Il faut se rappeler que M. Chrétien avait prorogé la Chambre des communes en novembre 2003, même si son successeur ne devait entrer en fonctions qu'un mois plus tard. La vérificatrice générale n'avait donc pas pu déposer au Parlement son rapport si dévastateur. «En acceptant de recevoir le rapport à cette date, il aurait fait preuve de responsabilité et aurait protégé l'avenir de son parti», écrit avec amertume M. Martin à l'endroit de Jean Chrétien.
«Soit parce qu'il craignait que son héritage ne fût entaché par le scandale des commandites, soit en raison de son aigreur à mon égard -- il est seul à pouvoir trancher cette question --, il fit en sorte de retarder la publication du rapport de la vérificatrice générale jusqu'à ce que j'aie pris sa place au 24, Sussex. L'ironie de la situation dans cette triste affaire est que, plus tard, Jean Chrétien et les gens de son entourage critiquèrent sévèrement la manière dont je m'étais occupé du rapport de la vérificatrice générale, alors que lui et ses collaborateurs avaient délibérément choisi de rejeter sur moi la responsabilité de réparer ce gâchis.»
Paul Martin ne regrette pas pour autant d'avoir entamé en «beau joual vert» sa tournée du Canada, pendant laquelle il disait aux gens partager leur colère, ni d'avoir demandé une commission d'enquête.
À ce chapitre, il note que son cabinet était divisé sur la question: «Seuls quelques ministres québécois préconisaient une enquête judiciaire, alors que ceux du reste du Canada étaient pour la plupart favorables à une telle enquête», écrit-il. À l'époque, M. Martin comptait huit ministres du Québec: Pierre Pettigrew, Lucienne Robillard, Irwin Cotler, Jacques Saada, Hélène Scherrer, Liza Frulla, Denis Coderre et Denis Paradis.
Aux libéraux et autres analystes qui l'accusent d'avoir coulé sa formation politique, il répond ceci. «Comprenons-nous bien: ce sont les méfaits révélés d'abord par la vérificatrice générale, puis par la commission Gomery qui ont nui au parti.

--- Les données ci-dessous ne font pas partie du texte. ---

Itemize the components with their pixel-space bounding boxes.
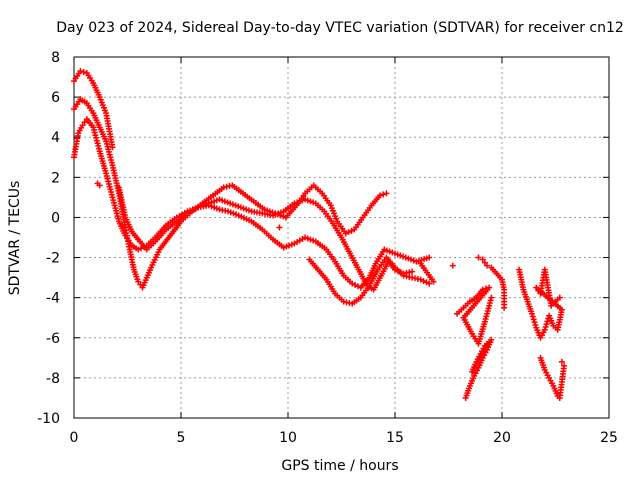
data-points xyxy=(71,68,568,401)
y-tick-label: -6 xyxy=(46,331,60,347)
series-track-d xyxy=(306,254,433,307)
data-point xyxy=(481,259,488,266)
axis-ticks xyxy=(73,56,610,419)
series-track-c xyxy=(71,116,416,293)
data-point xyxy=(81,119,88,126)
data-point xyxy=(79,122,86,129)
tick-labels: 0 5 10 15 20 25 -10 -8 -6 -4 -2 0 2 4 6 8 xyxy=(37,50,618,446)
series-isolated xyxy=(94,180,437,285)
x-tick-label: 25 xyxy=(600,430,618,446)
data-point xyxy=(533,284,540,291)
chart-title: Day 023 of 2024, Sidereal Day-to-day VTE… xyxy=(56,20,624,36)
data-point xyxy=(80,69,87,76)
series-track-h xyxy=(537,354,568,401)
data-point xyxy=(561,362,568,369)
data-point xyxy=(409,268,416,275)
data-point xyxy=(426,254,433,261)
data-point xyxy=(532,321,539,328)
data-point xyxy=(426,280,433,287)
y-tick-label: 0 xyxy=(51,210,60,226)
series-track-g xyxy=(475,254,565,341)
data-point xyxy=(377,192,384,199)
data-point xyxy=(530,316,537,323)
x-tick-label: 15 xyxy=(386,430,404,446)
series-track-e xyxy=(449,262,495,347)
series-track-f xyxy=(462,336,495,401)
data-point xyxy=(484,262,491,269)
data-point xyxy=(383,190,390,197)
y-tick-label: -2 xyxy=(46,251,60,267)
data-point xyxy=(430,278,437,285)
data-point xyxy=(542,323,549,330)
data-point xyxy=(501,304,508,311)
x-tick-label: 5 xyxy=(177,430,186,446)
data-point xyxy=(96,182,103,189)
data-point xyxy=(135,278,142,285)
data-point xyxy=(486,338,493,345)
y-tick-label: -4 xyxy=(46,291,60,307)
y-tick-label: 8 xyxy=(51,50,60,66)
data-point xyxy=(380,191,387,198)
x-axis-label: GPS time / hours xyxy=(281,458,398,474)
x-tick-label: 20 xyxy=(493,430,511,446)
data-point xyxy=(531,319,538,326)
data-point xyxy=(77,68,84,75)
data-point xyxy=(449,262,456,269)
data-point xyxy=(529,313,536,320)
series-track-a xyxy=(71,68,433,291)
data-point xyxy=(541,326,548,333)
data-point xyxy=(543,321,550,328)
x-tick-label: 0 xyxy=(70,430,79,446)
y-tick-label: 6 xyxy=(51,90,60,106)
data-point xyxy=(475,254,482,261)
y-tick-label: -10 xyxy=(37,411,60,427)
data-point xyxy=(528,310,535,317)
grid-lines xyxy=(74,57,609,418)
y-tick-label: -8 xyxy=(46,371,60,387)
y-tick-label: 4 xyxy=(51,130,60,146)
series-track-b xyxy=(71,96,390,291)
data-point xyxy=(276,224,283,231)
x-tick-label: 10 xyxy=(279,430,297,446)
y-axis-label: SDTVAR / TECUs xyxy=(7,181,23,296)
data-point xyxy=(479,256,486,263)
data-point xyxy=(558,358,565,365)
data-point xyxy=(488,294,495,301)
data-point xyxy=(556,294,563,301)
y-tick-label: 2 xyxy=(51,170,60,186)
plot-frame xyxy=(73,56,610,419)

La condamnation que j'en ai faite était juste au niveau du principe, et il se trouve qu'elle l'était également sur le plan politique. [...] Nous avons tout de même fini par perdre la bataille de la communication su la question des commandites. Franchement, je ne sais pas si nous aurions pu la gagner.»
La GRC responsable
Malgré tout ce scandale, Paul Martin n'est pas convaincu que ce sont les commandites qui aient entraîné sa chute aux élections de janvier 2006. Le responsable se trouve davantage du côté du commissaire Giuliano Zaccardelli, «encore respecté à l'époque», écrit-il.

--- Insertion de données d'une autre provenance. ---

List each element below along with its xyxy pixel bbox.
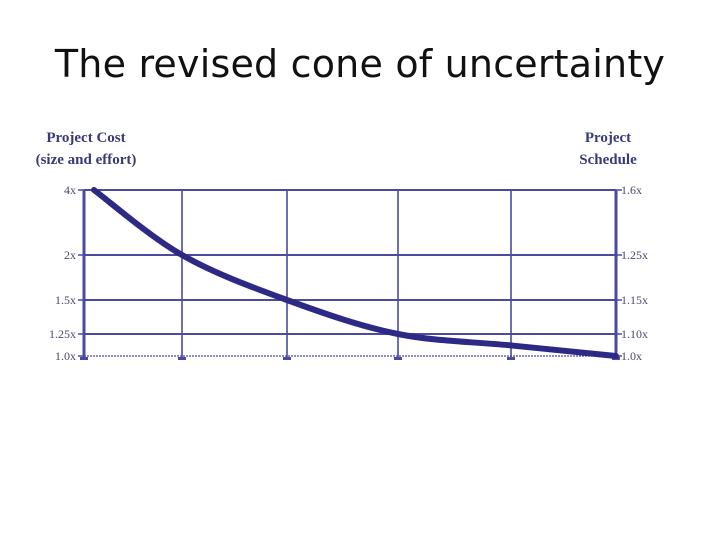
left-tick-label: 1.5x [55, 293, 76, 307]
left-axis-title: (size and effort) [36, 152, 137, 168]
left-tick-label: 4x [64, 183, 76, 197]
grid-lines [78, 189, 622, 360]
x-tick-mark [283, 357, 291, 360]
axis-titles: Project Cost (size and effort) Project Sche… [36, 130, 637, 168]
slide-title: The revised cone of uncertainty [54, 42, 666, 86]
right-tick-label: 1.25x [621, 248, 648, 262]
x-tick-mark [80, 357, 88, 360]
right-tick-label: 1.6x [621, 183, 642, 197]
x-tick-mark [178, 357, 186, 360]
right-tick-label: 1.10x [621, 327, 648, 341]
right-tick-label: 1.0x [621, 349, 642, 363]
left-tick-label: 2x [64, 248, 76, 262]
tick-labels: 4x 2x 1.5x 1.25x 1.0x 1.6x 1.25x 1.15x 1.10x 1.0x [49, 183, 648, 363]
left-axis-title: Project Cost [46, 130, 125, 146]
right-tick-label: 1.15x [621, 293, 648, 307]
cost-curve [91, 187, 619, 359]
x-tick-mark [507, 357, 515, 360]
right-axis-title: Schedule [579, 152, 637, 168]
left-tick-label: 1.25x [49, 327, 76, 341]
series [91, 187, 619, 359]
left-tick-label: 1.0x [55, 349, 76, 363]
right-axis-title: Project [585, 130, 631, 146]
x-tick-mark [394, 357, 402, 360]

Trois jours après Noël, en 2005, la GRC confirme qu'elle a ouvert une enquête à propos d'une possible fuite émanant du ministère des Finances de Ralph Goodale concernant la politique à venir sur les fiducies de revenus. «Le moment décisif de la campagne», selon M. Martin. Les politiciens seront plus tard blanchis. Seul un fonctionnaire avait tenté d'utiliser l'information pour son bénéfice personnel.)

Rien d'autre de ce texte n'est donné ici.